I don't know how this applies as an argument to be made against what I said. The overthrow of a government, violent or otherwise, is not something I had been advocating. On the other hand, what Christianity did to the anti-Christian governments was the opposite of 'garbage in-garbage out'. The baptised army of Christ fed free men into that system. Rome was transformed.
It is not a coincidence that countries like America were birthed from that kind of process. Hospitals, universal education, finding ways to make the last first, and the first the servant of the last is what has been fed into the system. America is not an anti-Christian system of government. Something 'subversive' was fed into that Roman system, and this has changed the world ten, twenty, a thousand fold for the better, in so many ways.
I am an advocate for Western civilization precisely because of those changes.
Second, how is the desire for the last to be first working out in modern democracies? We have a ruling class of politicians who largely got into their positions using advantages that the vast majority of people do not have, and who stay there by abusing their power and connections. As we have seen recently (and as anyone on either side of the aisle can agree on, though their examples might differ) powerful enough politicians can flaunt the law with little to no repercussions for their actions. The only way that the little guy can affect this situation is to cast a single solitary vote, and in many cases there is no serious alternative for him to vote for (and when there is an alternative, it's usually from a politician who runs on lies and doesn't do a thing to help when he gets into office anyway.

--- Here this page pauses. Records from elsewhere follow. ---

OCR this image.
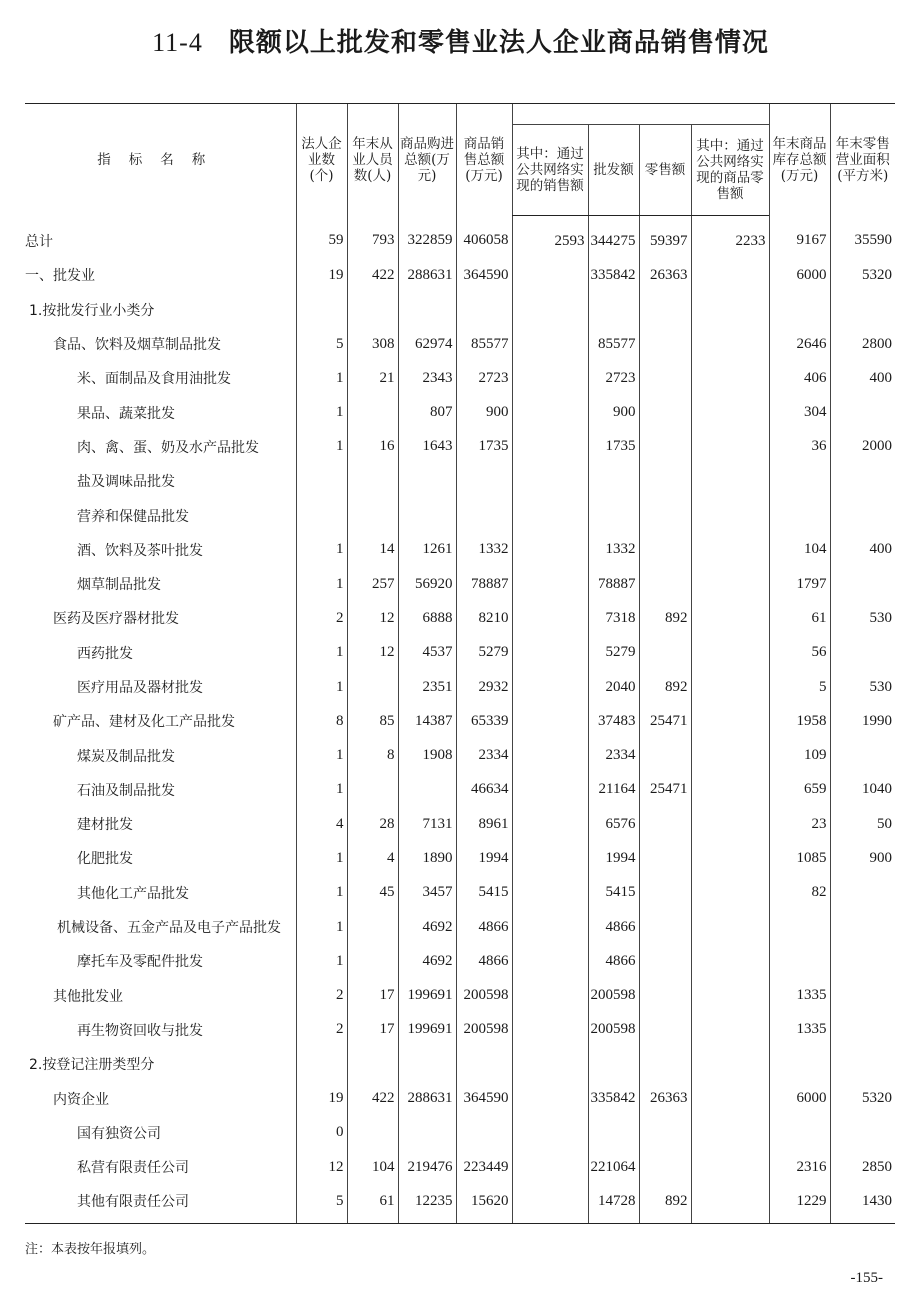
11-4 限额以上批发和零售业法人企业商品销售情况
指标名称	法人企业数(个)	年末从业人员数(人)	商品购进总额(万元)	商品销售总额(万元)					年末商品库存总额(万元)	年末零售营业面积(平方米)
					其中：通过公共网络实现的销售额	批发额	零售额	其中：通过公共网络实现的商品零售额		
总计	59	793	322859	406058	2593	344275	59397	2233	9167	35590
一、批发业	19	422	288631	364590		335842	26363		6000	5320
1.按批发行业小类分										
食品、饮料及烟草制品批发	5	308	62974	85577		85577			2646	2800
米、面制品及食用油批发	1	21	2343	2723		2723			406	400
果品、蔬菜批发	1		807	900		900			304	
肉、禽、蛋、奶及水产品批发	1	16	1643	1735		1735			36	2000
盐及调味品批发										
营养和保健品批发										
酒、饮料及茶叶批发	1	14	1261	1332		1332			104	400
烟草制品批发	1	257	56920	78887		78887			1797	
医药及医疗器材批发	2	12	6888	8210		7318	892		61	530
西药批发	1	12	4537	5279		5279			56	
医疗用品及器材批发	1		2351	2932		2040	892		5	530
矿产品、建材及化工产品批发	8	85	14387	65339		37483	25471		1958	1990
煤炭及制品批发	1	8	1908	2334		2334			109	
石油及制品批发	1			46634		21164	25471		659	1040
建材批发	4	28	7131	8961		6576			23	50
化肥批发	1	4	1890	1994		1994			1085	900
其他化工产品批发	1	45	3457	5415		5415			82	
机械设备、五金产品及电子产品批发	1		4692	4866		4866				
摩托车及零配件批发	1		4692	4866		4866				
其他批发业	2	17	199691	200598		200598			1335	
再生物资回收与批发	2	17	199691	200598		200598			1335	
2.按登记注册类型分										
内资企业	19	422	288631	364590		335842	26363		6000	5320
国有独资公司	0									
私营有限责任公司	12	104	219476	223449		221064			2316	2850
其他有限责任公司	5	61	12235	15620		14728	892		1229	1430
注：本表按年报填列。
-155-
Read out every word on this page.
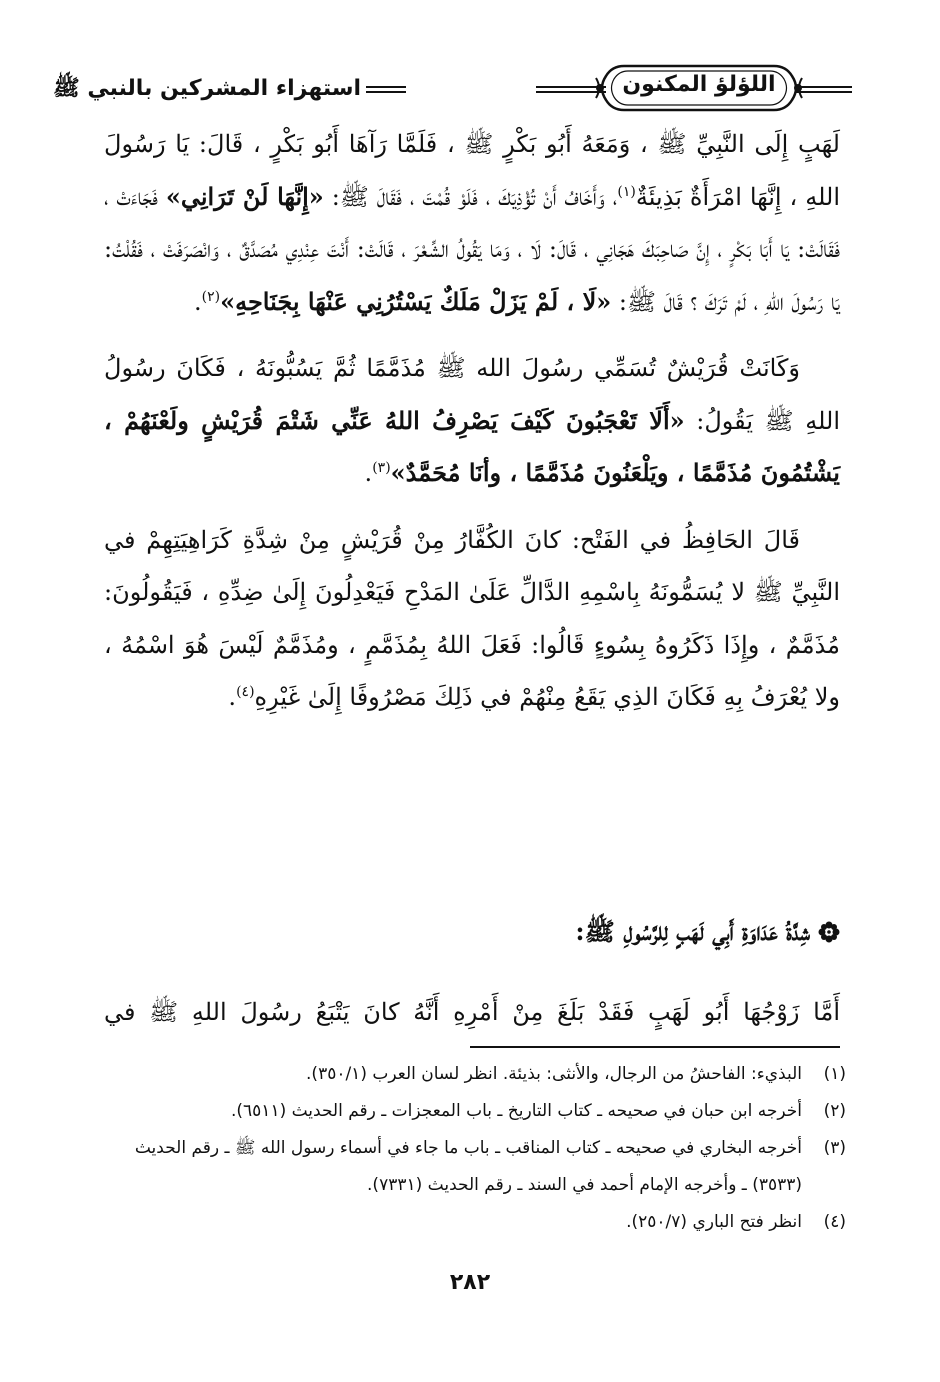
استهزاء المشركين بالنبي ﷺ	اللؤلؤ المكنون

لَهَبٍ إِلَى النَّبِيِّ ﷺ ، وَمَعَهُ أَبُو بَكْرٍ ﷺ ، فَلَمَّا رَآهَا أَبُو بَكْرٍ ، قَالَ: يَا رَسُولَ اللهِ ، إِنَّهَا امْرَأَةٌ بَذِيئَةٌ$^{(١)}$، وَأَخَافُ أَنْ تُؤْذِيَكَ ، فَلَوْ قُمْتَ ، فَقَالَ ﷺ: «إِنَّهَا لَنْ تَرَانِي» فَجَاءَتْ ، فَقَالَتْ: يَا أَبَا بَكْرٍ ، إِنَّ صَاحِبَكَ هَجَانِي ، قَالَ: لَا ، وَمَا يَقُولُ الشِّعْرَ ، قَالَتْ: أَنْتَ عِنْدِي مُصَدَّقٌ ، وَانْصَرَفَتْ ، فَقُلْتُ: يَا رَسُولَ اللهِ ، لَمْ تَرَكَ ؟ قَالَ ﷺ: «لَا ، لَمْ يَزَلْ مَلَكٌ يَسْتُرُنِي عَنْهَا بِجَنَاحِهِ»$^{(٢)}$.

وَكَانَتْ قُرَيْشٌ تُسَمِّي رسُولَ الله ﷺ مُذَمَّمًا ثُمَّ يَسُبُّونَهُ ، فَكَانَ رسُولُ اللهِ ﷺ يَقُولُ: «أَلَا تَعْجَبُونَ كَيْفَ يَصْرِفُ اللهُ عَنِّي شَتْمَ قُرَيْشٍ ولَعْنَهُمْ ، يَشْتُمُونَ مُذَمَّمًا ، ويَلْعَنُونَ مُذَمَّمًا ، وأنَا مُحَمَّدٌ»$^{(٣)}$.

قَالَ الحَافِظُ في الفَتْح: كانَ الكُفَّارُ مِنْ قُرَيْشٍ مِنْ شِدَّةِ كَرَاهِيَتِهِمْ في النَّبِيِّ ﷺ لا يُسَمُّونَهُ بِاسْمِهِ الدَّالِّ عَلَىٰ المَدْحِ فَيَعْدِلُونَ إِلَىٰ ضِدِّهِ ، فَيَقُولُونَ: مُذَمَّمٌ ، وإِذَا ذَكَرُوهُ بِسُوءٍ قَالُوا: فَعَلَ اللهُ بِمُذَمَّمٍ ، ومُذَمَّمٌ لَيْسَ هُوَ اسْمُهُ ، ولا يُعْرَفُ بِهِ فَكَانَ الذِي يَقَعُ مِنْهُمْ في ذَلِكَ مَصْرُوفًا إِلَىٰ غَيْرِهِ$^{(٤)}$.

شِدَّةُ عَدَاوَةِ أَبِي لَهَبٍ لِلرَّسُولِ ﷺ:
أَمَّا زَوْجُهَا أَبُو لَهَبٍ فَقَدْ بَلَغَ مِنْ أَمْرِهِ أَنَّهُ كانَ يَتْبَعُ رسُولَ اللهِ ﷺ في
(١)
البذيء: الفاحشُ من الرجال، والأنثى: بذيئة. انظر لسان العرب (٣٥٠/١).
(٢)
أخرجه ابن حبان في صحيحه ـ كتاب التاريخ ـ باب المعجزات ـ رقم الحديث (٦٥١١).
(٣)
أخرجه البخاري في صحيحه ـ كتاب المناقب ـ باب ما جاء في أسماء رسول الله ﷺ ـ رقم الحديث (٣٥٣٣) ـ وأخرجه الإمام أحمد في السند ـ رقم الحديث (٧٣٣١).
(٤)
انظر فتح الباري (٢٥٠/٧).
٢٨٢
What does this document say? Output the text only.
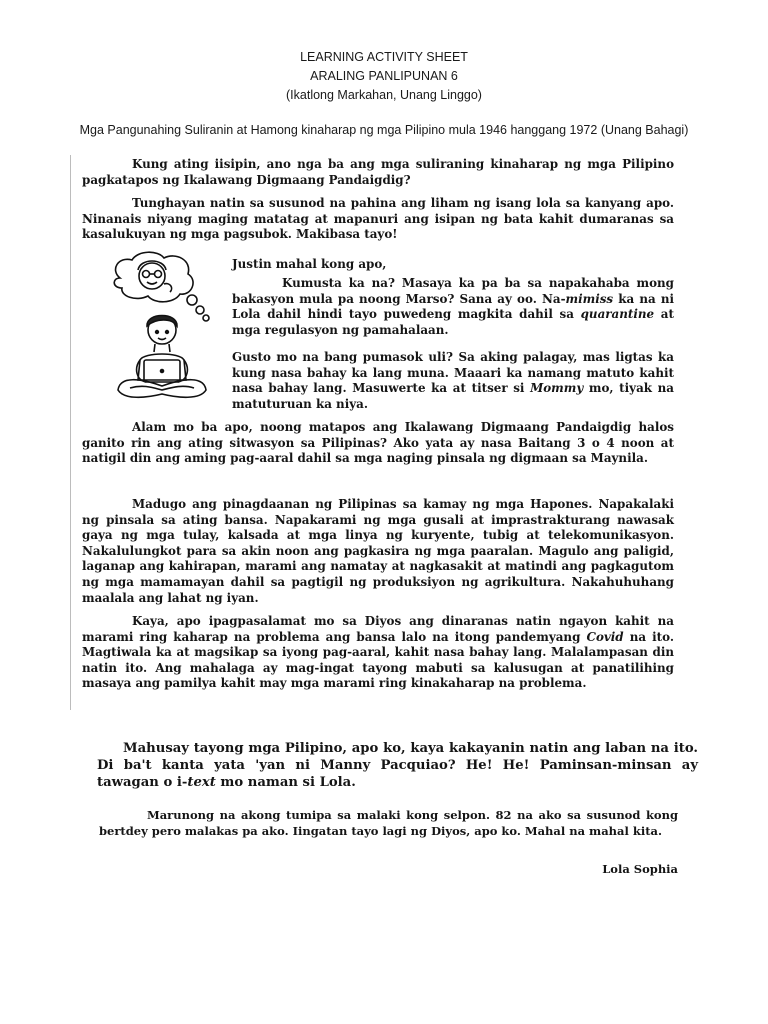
LEARNING ACTIVITY SHEET
ARALING PANLIPUNAN 6
(Ikatlong Markahan, Unang Linggo)
Mga Pangunahing Suliranin at Hamong kinaharap ng mga Pilipino mula 1946 hanggang 1972 (Unang Bahagi)

Kung ating iisipin, ano nga ba ang mga suliraning kinaharap ng mga Pilipino pagkatapos ng Ikalawang Digmaang Pandaigdig?

Tunghayan natin sa susunod na pahina ang liham ng isang lola sa kanyang apo. Ninanais niyang maging matatag at mapanuri ang isipan ng bata kahit dumaranas sa kasalukuyan ng mga pagsubok. Makibasa tayo!

Justin mahal kong apo,

Kumusta ka na? Masaya ka pa ba sa napakahaba mong bakasyon mula pa noong Marso? Sana ay oo. Na-mimiss ka na ni Lola dahil hindi tayo puwedeng magkita dahil sa quarantine at mga regulasyon ng pamahalaan.

Gusto mo na bang pumasok uli? Sa aking palagay, mas ligtas ka kung nasa bahay ka lang muna. Maaari ka namang matuto kahit nasa bahay lang. Masuwerte ka at titser si Mommy mo, tiyak na matuturuan ka niya.

Alam mo ba apo, noong matapos ang Ikalawang Digmaang Pandaigdig halos ganito rin ang ating sitwasyon sa Pilipinas? Ako yata ay nasa Baitang 3 o 4 noon at natigil din ang aming pag-aaral dahil sa mga naging pinsala ng digmaan sa Maynila.

Madugo ang pinagdaanan ng Pilipinas sa kamay ng mga Hapones. Napakalaki ng pinsala sa ating bansa. Napakarami ng mga gusali at imprastrakturang nawasak gaya ng mga tulay, kalsada at mga linya ng kuryente, tubig at telekomunikasyon. Nakalulungkot para sa akin noon ang pagkasira ng mga paaralan. Magulo ang paligid, laganap ang kahirapan, marami ang namatay at nagkasakit at matindi ang pagkagutom ng mga mamamayan dahil sa pagtigil ng produksiyon ng agrikultura. Nakahuhuhang maalala ang lahat ng iyan.

Kaya, apo ipagpasalamat mo sa Diyos ang dinaranas natin ngayon kahit na marami ring kaharap na problema ang bansa lalo na itong pandemyang Covid na ito. Magtiwala ka at magsikap sa iyong pag-aaral, kahit nasa bahay lang. Malalampasan din natin ito. Ang mahalaga ay mag-ingat tayong mabuti sa kalusugan at panatilihing masaya ang pamilya kahit may mga marami ring kinakaharap na problema.

Mahusay tayong mga Pilipino, apo ko, kaya kakayanin natin ang laban na ito. Di ba't kanta yata 'yan ni Manny Pacquiao? He! He! Paminsan-minsan ay tawagan o i-text mo naman si Lola.

Marunong na akong tumipa sa malaki kong selpon. 82 na ako sa susunod kong bertdey pero malakas pa ako. Iingatan tayo lagi ng Diyos, apo ko. Mahal na mahal kita.

Lola Sophia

Well, in general, democracies based in individual freedom and checks and balances on political leaders are working much better than anything else when it comes to the principle of the last to first. Venezuela is but the lastest fiasco of the top down approach of making the last first through the 'benevolence' of a heavy handed government; the daddy knows best model, and daddy alone has the power to smite all those nasty greedy capitalists and power brokers.
The poor people in America are doing materially better than the kings of the age of Christian monarchies ever lived.
I see no purpose served at denigrating the American system in favor of some kind of theocratic monarchy with a daddy knows best strong man making the decisions for us.